Cologne is famous for the eponymously named Eau de Cologne, 305 years old this year. The Farina 4711 Fragrance Museum named after the father of modern perfumery, Giovanni Maria Farina, is a modest fronted building that has tourists trooping day in and day out. Visitors are given a potted history of the scent's origins, the beautiful flagons, how the scent, a mix of lemon, orange, bergamot, mandarin, lime, cedar, grapefruit essences, spawned many imitators… and the ubiquitous gift salon where they get the chance to buy up a whole lot of 4711!
One other cliché that turned out to be true concerned the Germans. They were a bit on the dour side but ever so helpful.(It's a bit disconcerting though not to have one's tentative smile returned, though). Another plus point—there is none of that clutch-your-purse-to-your-bosom feeling of lurking danger here, as there is in many parts of Europe.
Cologne has the dubious distinction of having housed the dreaded local Gestapo headquarters and a tour through the pale beige rooms inside EL-DE building is a chilling one. The building survived the Allied bombing of Cologne during World War II. After the bombings, the basements of the building, which had been used as prison cells and torture rooms, were used to store wartime files and paperwork. Restoration work in the 1980s uncovered more than 1,800 inscriptions made on the walls of the prison cells by inmates in pencil, chalk and even lipstick. The building was the site of many executions and the walls hold a pictorial record of the most normal looking families ever, families that had the misfortune of being Jews at a time when the word was an epithet. There was a large group of noisy schoolchildren the day we were there and their laughter served to dilute the starkness somewhat. We watched them with wonderment. Was their light-heartedness due to ignorance or because their generation had truly moved on?

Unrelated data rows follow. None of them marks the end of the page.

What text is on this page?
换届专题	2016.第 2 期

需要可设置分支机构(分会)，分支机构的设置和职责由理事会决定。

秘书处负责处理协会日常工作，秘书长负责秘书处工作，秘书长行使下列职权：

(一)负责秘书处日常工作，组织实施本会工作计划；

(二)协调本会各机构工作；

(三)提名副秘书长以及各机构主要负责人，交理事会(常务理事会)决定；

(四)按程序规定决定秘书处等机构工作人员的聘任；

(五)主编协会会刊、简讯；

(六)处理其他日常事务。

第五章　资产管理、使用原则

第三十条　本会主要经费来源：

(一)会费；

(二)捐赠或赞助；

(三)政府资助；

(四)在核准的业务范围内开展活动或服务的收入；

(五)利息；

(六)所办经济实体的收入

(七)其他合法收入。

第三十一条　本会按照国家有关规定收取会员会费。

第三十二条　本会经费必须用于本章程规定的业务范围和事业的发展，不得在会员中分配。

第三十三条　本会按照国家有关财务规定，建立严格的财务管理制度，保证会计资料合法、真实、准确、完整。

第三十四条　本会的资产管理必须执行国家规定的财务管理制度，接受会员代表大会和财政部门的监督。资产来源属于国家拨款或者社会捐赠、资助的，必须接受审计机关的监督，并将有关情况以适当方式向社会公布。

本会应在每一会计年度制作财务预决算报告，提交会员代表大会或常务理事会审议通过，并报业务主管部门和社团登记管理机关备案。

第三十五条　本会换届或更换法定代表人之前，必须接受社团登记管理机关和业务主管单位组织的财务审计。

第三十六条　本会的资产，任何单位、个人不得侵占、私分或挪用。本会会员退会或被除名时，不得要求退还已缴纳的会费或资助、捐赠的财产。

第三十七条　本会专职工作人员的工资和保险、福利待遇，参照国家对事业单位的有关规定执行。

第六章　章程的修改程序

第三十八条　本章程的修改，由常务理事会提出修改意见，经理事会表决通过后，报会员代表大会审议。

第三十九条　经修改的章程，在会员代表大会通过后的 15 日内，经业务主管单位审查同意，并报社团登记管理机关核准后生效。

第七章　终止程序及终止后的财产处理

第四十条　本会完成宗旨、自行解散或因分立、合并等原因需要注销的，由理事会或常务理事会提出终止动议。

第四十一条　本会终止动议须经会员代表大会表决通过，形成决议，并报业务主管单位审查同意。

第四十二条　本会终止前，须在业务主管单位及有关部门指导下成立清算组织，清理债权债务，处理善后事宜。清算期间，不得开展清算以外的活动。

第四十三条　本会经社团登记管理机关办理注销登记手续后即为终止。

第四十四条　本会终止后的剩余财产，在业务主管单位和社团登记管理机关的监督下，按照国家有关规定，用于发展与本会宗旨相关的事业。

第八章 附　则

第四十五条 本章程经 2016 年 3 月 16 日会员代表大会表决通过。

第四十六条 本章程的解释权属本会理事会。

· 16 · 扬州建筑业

We took the Rhine river cruise and found that there were stretches when those now familiar twin spires were lost to sight. The Schokoladen Museum where Lindt has a neat presentation on the history and evolution of chocolate was a fun stop. Back in the boat, we scanned the horizon and there it was: the twin spires that seemed to reach for the sky. These may not be the archetypal dreaming spires the poet Mathew Arnold talked about but, in their own way, they emit a strange sense of security, of corporeal and spiritual substance. We were reassured; no more counting cars. If it is Cologne, it has to be the spires of the Cologne Cathedral.